2003 yılından bu yana düzenli olarak yapılan
araştırmada, mutlu olduğunu söyleyen 18 ve üzeri yaştaki bireylerin oranı, 2019
yılında yüzde 52,4 iken 2020 yılında yüzde 48,2’ye geriledi.
Mutsuz olduğunu belirten bireylerin oranı ise 2019
yılında yüzde 13,1 iken 2020 yılında yüzde 14,5’e çıktı. Araştırmaya göre mutlu
olduğunu belirten erkeklerin oranı, 2019 yılında yüzde 47,6 iken 2020 yılında
yüzde 43,2’ye düştü. Kadınlarda ise bu oran, 2019 yılında yüzde 57,0 iken 2020
yılında yüzde 53,1 oldu.
*- NEDENLERİN BAŞINDA
Sabancı Üniversitesi Psikoloji Programı öğretim
üyesi Prof. Dr. Nebi Sümer, 2020 yılında Corona virüsü salgınının yanı sıra çok
sayıda talihsiz olay ve felaket yaşanmasının mutsuzluk nedenlerinin başında
gelmesine karşın Türkiye’de mutluluk düzeyinin 2016 yılından bu yana gerileme
eğiliminde olduğuna dikkat çekti.
Sümer, ‘Çoğu ülkede Corona virüsü salgınının hemen
sonrasında özellikle, Mart, Nisan, Mayıs aylarında yapılan araştırmalar genel
olarak depresyon ve kaygı bozukluklarının arttığını, yüzde 20’lerden yüzde
30’lara çıktığını, dünyada genel olarak yükseldiğini gösteriyor.

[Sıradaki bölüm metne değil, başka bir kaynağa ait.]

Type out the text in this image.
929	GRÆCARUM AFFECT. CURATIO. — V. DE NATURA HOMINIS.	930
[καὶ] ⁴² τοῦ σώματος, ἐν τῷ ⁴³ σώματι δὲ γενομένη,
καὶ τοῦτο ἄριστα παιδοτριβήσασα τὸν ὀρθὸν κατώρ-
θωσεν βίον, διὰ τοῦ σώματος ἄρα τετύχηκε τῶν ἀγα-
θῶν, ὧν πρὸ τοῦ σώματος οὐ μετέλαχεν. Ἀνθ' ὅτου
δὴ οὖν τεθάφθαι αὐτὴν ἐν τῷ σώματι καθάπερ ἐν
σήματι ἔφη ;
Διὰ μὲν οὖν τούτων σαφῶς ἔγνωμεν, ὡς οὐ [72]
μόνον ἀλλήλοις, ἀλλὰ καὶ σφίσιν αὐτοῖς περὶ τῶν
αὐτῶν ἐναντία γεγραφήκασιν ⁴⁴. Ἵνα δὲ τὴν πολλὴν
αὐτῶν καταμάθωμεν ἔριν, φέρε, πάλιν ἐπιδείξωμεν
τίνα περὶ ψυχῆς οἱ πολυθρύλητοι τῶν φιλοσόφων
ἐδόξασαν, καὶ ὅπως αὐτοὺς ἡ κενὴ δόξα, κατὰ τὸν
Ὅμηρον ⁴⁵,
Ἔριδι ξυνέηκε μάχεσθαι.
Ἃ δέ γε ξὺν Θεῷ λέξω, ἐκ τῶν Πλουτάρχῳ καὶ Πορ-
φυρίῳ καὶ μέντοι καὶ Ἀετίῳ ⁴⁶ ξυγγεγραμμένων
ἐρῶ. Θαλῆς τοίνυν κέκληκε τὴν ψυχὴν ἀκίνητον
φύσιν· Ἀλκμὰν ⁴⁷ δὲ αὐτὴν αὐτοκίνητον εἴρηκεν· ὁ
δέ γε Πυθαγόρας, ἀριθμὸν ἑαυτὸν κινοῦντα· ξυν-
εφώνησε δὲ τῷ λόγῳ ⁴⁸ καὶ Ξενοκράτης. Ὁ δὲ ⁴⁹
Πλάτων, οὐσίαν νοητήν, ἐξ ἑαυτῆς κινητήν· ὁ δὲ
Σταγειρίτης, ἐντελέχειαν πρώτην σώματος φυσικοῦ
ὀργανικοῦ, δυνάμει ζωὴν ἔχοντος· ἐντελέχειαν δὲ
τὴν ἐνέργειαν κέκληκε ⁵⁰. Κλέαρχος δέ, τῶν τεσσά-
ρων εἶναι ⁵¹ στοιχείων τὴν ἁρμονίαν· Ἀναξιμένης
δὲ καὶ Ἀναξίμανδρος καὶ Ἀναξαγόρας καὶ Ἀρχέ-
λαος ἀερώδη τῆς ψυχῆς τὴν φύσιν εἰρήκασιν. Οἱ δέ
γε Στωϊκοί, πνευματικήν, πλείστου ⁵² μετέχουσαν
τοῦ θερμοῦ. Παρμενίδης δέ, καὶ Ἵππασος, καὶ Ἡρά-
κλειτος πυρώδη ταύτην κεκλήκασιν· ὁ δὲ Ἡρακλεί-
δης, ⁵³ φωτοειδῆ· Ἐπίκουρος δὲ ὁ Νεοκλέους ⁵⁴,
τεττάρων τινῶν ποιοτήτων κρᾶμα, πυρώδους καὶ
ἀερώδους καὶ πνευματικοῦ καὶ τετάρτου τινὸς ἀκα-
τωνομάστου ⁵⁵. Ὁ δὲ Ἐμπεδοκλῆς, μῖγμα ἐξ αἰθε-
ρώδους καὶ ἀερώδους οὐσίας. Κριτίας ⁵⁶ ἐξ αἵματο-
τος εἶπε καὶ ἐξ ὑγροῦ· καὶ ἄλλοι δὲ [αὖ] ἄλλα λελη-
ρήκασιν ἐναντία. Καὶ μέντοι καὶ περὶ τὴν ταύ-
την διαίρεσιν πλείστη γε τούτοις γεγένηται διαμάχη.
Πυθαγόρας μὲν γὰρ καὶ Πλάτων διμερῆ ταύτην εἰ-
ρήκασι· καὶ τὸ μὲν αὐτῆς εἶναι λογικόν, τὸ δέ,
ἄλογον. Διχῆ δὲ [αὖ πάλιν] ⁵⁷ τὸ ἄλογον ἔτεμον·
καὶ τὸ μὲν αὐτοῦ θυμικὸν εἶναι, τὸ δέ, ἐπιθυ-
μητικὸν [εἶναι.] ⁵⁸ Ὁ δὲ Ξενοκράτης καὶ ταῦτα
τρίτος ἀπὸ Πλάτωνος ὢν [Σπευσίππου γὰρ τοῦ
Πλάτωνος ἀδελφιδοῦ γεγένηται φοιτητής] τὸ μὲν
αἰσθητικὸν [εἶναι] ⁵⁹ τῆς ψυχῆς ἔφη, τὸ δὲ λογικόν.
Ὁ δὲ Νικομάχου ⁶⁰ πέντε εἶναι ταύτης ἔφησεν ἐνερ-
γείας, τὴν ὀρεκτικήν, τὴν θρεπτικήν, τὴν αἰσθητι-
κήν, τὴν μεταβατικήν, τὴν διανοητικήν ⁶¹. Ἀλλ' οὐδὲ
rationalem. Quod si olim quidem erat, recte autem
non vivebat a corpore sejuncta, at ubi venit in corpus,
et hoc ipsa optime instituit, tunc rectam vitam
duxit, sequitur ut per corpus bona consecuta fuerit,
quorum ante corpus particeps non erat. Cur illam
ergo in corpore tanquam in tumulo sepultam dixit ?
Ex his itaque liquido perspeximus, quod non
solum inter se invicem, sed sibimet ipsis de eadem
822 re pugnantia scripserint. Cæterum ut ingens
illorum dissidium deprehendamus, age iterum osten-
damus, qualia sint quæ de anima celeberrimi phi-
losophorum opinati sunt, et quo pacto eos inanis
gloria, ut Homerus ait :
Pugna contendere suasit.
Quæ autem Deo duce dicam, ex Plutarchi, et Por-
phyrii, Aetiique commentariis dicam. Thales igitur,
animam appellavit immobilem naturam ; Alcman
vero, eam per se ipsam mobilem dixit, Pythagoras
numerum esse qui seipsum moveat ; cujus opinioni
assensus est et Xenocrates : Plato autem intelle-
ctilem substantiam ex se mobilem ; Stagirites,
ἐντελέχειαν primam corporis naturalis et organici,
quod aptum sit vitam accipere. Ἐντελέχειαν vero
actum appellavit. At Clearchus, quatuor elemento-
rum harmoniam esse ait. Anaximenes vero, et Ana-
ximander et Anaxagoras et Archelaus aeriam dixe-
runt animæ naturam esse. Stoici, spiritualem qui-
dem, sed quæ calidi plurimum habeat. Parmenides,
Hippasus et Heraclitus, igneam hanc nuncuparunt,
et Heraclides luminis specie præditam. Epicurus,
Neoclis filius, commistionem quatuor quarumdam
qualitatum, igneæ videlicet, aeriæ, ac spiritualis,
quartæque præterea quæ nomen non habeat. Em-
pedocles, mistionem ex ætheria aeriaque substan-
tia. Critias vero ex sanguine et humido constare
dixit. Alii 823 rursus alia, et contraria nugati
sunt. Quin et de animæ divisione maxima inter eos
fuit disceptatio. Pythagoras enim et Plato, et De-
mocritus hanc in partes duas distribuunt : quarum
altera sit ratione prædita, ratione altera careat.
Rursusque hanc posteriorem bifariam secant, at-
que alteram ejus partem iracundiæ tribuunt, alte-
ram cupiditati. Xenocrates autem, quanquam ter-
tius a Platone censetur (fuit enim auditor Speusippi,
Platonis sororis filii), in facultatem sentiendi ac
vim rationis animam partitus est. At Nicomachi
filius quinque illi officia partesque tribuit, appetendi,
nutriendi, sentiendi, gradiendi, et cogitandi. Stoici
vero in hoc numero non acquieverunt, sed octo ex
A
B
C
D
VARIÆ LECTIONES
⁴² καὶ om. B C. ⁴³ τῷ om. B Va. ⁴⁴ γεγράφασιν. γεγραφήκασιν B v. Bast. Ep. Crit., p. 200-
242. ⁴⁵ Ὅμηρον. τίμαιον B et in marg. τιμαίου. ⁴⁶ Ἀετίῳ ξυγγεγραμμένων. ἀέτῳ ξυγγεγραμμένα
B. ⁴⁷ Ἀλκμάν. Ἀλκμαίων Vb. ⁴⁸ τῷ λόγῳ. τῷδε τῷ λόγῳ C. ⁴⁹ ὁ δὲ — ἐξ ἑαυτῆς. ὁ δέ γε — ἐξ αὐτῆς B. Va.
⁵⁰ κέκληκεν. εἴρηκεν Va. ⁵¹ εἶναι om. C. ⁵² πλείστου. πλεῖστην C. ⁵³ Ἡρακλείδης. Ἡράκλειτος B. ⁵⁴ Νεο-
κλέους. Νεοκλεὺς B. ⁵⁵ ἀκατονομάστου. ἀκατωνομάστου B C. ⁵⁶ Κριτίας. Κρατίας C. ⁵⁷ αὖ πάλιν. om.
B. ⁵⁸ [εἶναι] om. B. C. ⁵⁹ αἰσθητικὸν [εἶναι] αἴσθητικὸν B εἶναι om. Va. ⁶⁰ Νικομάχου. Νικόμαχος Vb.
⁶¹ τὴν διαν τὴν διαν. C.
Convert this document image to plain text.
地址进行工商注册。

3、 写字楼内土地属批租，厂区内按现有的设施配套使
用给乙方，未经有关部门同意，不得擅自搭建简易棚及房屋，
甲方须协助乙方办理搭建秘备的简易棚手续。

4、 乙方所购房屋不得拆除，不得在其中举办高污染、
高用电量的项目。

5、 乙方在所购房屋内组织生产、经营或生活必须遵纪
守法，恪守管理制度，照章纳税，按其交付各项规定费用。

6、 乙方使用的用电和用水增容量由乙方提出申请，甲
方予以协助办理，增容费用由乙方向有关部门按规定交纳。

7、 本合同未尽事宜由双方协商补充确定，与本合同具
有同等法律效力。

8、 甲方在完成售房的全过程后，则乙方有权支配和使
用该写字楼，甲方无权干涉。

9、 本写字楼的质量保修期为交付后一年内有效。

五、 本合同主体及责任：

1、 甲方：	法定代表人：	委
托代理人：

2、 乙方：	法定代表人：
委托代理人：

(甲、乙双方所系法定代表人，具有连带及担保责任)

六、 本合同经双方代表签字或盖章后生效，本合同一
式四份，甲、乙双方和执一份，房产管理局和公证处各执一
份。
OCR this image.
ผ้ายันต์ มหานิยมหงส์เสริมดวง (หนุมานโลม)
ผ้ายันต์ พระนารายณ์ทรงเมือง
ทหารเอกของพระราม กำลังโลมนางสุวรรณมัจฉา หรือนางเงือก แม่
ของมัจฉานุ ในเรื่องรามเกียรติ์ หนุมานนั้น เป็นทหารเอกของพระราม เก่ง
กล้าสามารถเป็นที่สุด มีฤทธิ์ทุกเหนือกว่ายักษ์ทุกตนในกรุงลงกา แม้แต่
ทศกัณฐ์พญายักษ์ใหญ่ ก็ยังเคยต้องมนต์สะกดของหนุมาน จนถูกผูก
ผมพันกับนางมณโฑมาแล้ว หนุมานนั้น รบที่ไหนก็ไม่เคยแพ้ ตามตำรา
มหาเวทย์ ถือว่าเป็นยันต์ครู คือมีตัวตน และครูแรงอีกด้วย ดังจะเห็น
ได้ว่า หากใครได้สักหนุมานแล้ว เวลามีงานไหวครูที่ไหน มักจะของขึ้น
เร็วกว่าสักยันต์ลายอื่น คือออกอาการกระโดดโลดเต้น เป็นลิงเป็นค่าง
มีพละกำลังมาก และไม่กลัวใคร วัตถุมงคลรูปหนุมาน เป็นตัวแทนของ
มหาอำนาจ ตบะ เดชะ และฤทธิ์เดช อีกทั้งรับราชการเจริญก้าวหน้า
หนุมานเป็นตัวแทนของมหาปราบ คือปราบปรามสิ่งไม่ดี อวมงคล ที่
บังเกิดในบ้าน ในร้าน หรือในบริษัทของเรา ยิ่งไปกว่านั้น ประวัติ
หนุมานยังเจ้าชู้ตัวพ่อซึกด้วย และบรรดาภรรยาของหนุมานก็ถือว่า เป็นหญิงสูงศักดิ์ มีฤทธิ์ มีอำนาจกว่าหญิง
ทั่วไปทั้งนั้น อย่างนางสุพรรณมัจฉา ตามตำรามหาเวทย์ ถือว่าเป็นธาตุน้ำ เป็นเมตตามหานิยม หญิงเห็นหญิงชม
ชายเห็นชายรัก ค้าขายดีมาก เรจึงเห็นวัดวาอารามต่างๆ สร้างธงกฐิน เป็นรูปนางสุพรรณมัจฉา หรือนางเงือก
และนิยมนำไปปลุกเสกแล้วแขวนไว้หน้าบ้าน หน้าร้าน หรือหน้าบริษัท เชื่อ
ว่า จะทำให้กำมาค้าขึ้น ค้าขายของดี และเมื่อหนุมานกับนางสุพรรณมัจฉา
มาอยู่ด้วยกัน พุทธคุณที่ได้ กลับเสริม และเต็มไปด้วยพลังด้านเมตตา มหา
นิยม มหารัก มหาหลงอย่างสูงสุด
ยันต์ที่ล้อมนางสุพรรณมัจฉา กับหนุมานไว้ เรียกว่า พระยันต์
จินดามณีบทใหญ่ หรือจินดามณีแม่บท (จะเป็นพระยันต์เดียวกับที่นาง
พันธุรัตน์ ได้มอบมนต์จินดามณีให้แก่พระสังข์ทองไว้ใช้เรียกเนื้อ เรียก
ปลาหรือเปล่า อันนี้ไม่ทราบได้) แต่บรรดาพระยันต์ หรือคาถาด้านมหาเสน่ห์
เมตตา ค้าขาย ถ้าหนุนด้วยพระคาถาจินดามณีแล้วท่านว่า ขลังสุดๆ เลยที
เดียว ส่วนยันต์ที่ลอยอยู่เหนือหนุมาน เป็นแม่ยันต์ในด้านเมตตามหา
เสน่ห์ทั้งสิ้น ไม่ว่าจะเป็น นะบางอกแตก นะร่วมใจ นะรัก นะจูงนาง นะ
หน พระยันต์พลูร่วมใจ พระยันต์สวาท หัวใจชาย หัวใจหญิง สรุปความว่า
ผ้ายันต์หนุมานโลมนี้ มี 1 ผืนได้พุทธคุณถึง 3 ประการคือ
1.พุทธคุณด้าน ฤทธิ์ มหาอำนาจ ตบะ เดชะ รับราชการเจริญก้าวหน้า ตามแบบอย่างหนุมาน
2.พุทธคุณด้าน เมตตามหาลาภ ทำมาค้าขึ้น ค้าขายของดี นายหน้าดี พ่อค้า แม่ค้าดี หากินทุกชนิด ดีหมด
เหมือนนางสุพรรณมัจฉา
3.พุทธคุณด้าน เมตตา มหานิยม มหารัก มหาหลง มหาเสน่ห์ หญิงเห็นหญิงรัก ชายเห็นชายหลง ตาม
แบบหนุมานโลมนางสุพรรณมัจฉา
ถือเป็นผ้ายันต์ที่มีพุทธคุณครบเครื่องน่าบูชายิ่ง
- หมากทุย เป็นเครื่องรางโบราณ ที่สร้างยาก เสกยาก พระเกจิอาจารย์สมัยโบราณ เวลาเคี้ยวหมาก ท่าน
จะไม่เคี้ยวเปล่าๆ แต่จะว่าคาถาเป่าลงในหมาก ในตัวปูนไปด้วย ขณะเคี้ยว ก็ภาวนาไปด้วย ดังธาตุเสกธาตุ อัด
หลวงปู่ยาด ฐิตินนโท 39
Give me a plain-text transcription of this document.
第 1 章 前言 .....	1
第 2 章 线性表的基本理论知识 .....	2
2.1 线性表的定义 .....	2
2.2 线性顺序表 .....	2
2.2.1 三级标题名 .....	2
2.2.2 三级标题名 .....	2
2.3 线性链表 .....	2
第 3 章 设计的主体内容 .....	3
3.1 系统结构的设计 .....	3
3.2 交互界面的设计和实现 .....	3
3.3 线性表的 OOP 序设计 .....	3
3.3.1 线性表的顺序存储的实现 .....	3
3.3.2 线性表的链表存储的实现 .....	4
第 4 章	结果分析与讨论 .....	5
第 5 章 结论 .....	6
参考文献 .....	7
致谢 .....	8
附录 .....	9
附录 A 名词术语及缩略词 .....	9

O da genel bir etki yapmış olabilir ama bu sadece
Corona’ya bağlı bir düşme değil, genel bir düşmenin devamı’ değerlendirmesi
yaptı.
*- EN MUTLU OLANLAR
Türkiye’de en mutlu olanlar, yüzde 57,7 ile 65 ve
üzeri yaş grubundakiler. Yaş grupları bazında açıklanan sonuçlara göre, en
düşük mutluluk oranı 2019 yılında yüzde 48,7 ile 55-64 yaş grubunda görülürken
2020 yılında yüzde 45,4 ile 35-44 yaş grubunda görüldü.